In 1998, the Center for Medicare and Medicaid Services (CMS) initially launched Nursing Home Compare as a federal website for information about nursing homes. The Five-Star Quality Rating system was an update made in 2008 to help the public better identify and compare nursing homes based on an automated score generated by specific metrics of the nursing homes. The Nursing Home Compare website works by requesting the zip code of the user and listing all available nursing homes within a 25 mile radius. The user can then select up to three to compare the ratings based on reports certified by the CMS (see screenshot below). Providers are given a score from one to five stars on criteria such as health inspections, staffing and quality measures, where one star represents below average and five star represents above average.
While the star rating method is an easy way for consumers to visualize differences in quality between nursing homes, there might be issues which could threaten the validity of the assessment.
In an academic study published in 2018, researchers found that higher ratings on Nursing Home Compare did not directly translate to a lower rate of hospitalization, deeming the Five-Star Quality Rating System to be “less meaningful as an indicator of nursing home quality for post-acute care patients.” This study raises the concern that the rating system might not be incentivizing nursing homes to focus on patient care, but rather on simply meeting the standards that are checked during inspections in order to receive a higher rating.
Another criticism regarding Nursing Home Compare is the lack of understanding towards assessing overall quality of nursing homes. In the most recent change to the system, a facility will automatically be assigned a one-star rating for the “registered nurse staffing” category if it reports four or more days per quarter with no registered nurse on site. The CMS said this change was to reflect that “nurse staffing has the greatest impact on the quality of care nursing homes deliver.” This change, while positive, was met with criticism from the American Health Care Association (AHCA). In a statement, the AHCA says that “the staff rating still does not include therapists” who also play a critical role in ensuring patient-centered care. While the CMS is continuously making strides to improve the system, they may well be overlooking other vital components of quality care.

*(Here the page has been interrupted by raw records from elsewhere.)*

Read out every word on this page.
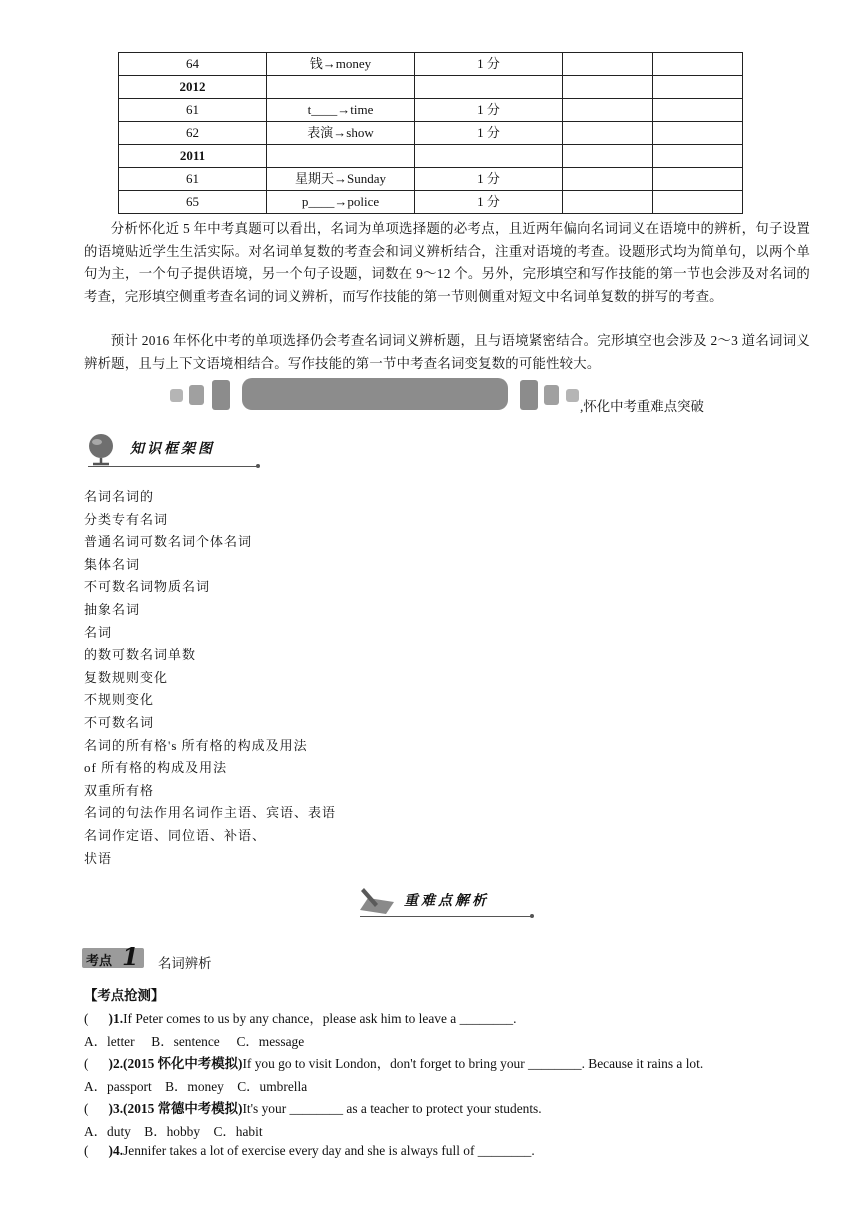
64	钱→money	1 分		
2012				
61	t____→time	1 分		
62	表演→show	1 分		
2011				
61	星期天→Sunday	1 分		
65	p____→police	1 分		
分析怀化近 5 年中考真题可以看出，名词为单项选择题的必考点，且近两年偏向名词词义在语境中的辨析，句子设置的语境贴近学生生活实际。对名词单复数的考查会和词义辨析结合，注重对语境的考查。设题形式均为简单句，以两个单句为主，一个句子提供语境，另一个句子设题，词数在 9～12 个。另外，完形填空和写作技能的第一节也会涉及对名词的考查，完形填空侧重考查名词的词义辨析，而写作技能的第一节则侧重对短文中名词单复数的拼写的考查。
预计 2016 年怀化中考的单项选择仍会考查名词词义辨析题，且与语境紧密结合。完形填空也会涉及 2～3 道名词词义辨析题，且与上下文语境相结合。写作技能的第一节中考查名词变复数的可能性较大。
,怀化中考重难点突破
知识框架图
名词名词的
分类专有名词
普通名词可数名词个体名词
集体名词
不可数名词物质名词
抽象名词
名词
的数可数名词单数
复数规则变化
不规则变化
不可数名词
名词的所有格's 所有格的构成及用法
of 所有格的构成及用法
双重所有格
名词的句法作用名词作主语、宾语、表语
名词作定语、同位语、补语、
状语
重难点解析
考点 1 名词辨析
【考点抢测】
(  )1.If Peter comes to us by any chance，please ask him to leave a ________.
A．letter　 B．sentence　 C．message
(  )2.(2015 怀化中考模拟)If you go to visit London，don't forget to bring your ________. Because it rains a lot.
A．passport　B．money　C．umbrella
(  )3.(2015 常德中考模拟)It's your ________ as a teacher to protect your students.
A．duty　B．hobby　C．habit
(  )4.Jennifer takes a lot of exercise every day and she is always full of ________.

The most recent study by the CDC in 2016 found that there were about 15,600 nursing homes in the U.S., however, that number is dropping. In an interview with the New York Times, University of Pittsburgh health policy researcher Dr. Nicholas Castle said that 200 to 300 nursing homes close each year due to declining number of residents who might choose alternatives such as assisted living or other ways to stay at home. Meanwhile, the Population Reference Bureau projects that by 2060, nearly 100 million Americans will be 65 or older, which is more than double the number from 2016. Putting these pieces of information together, there will be an inevitable rise in demand for better nursing home facilities, and for an accurate rating system to help people find those homes.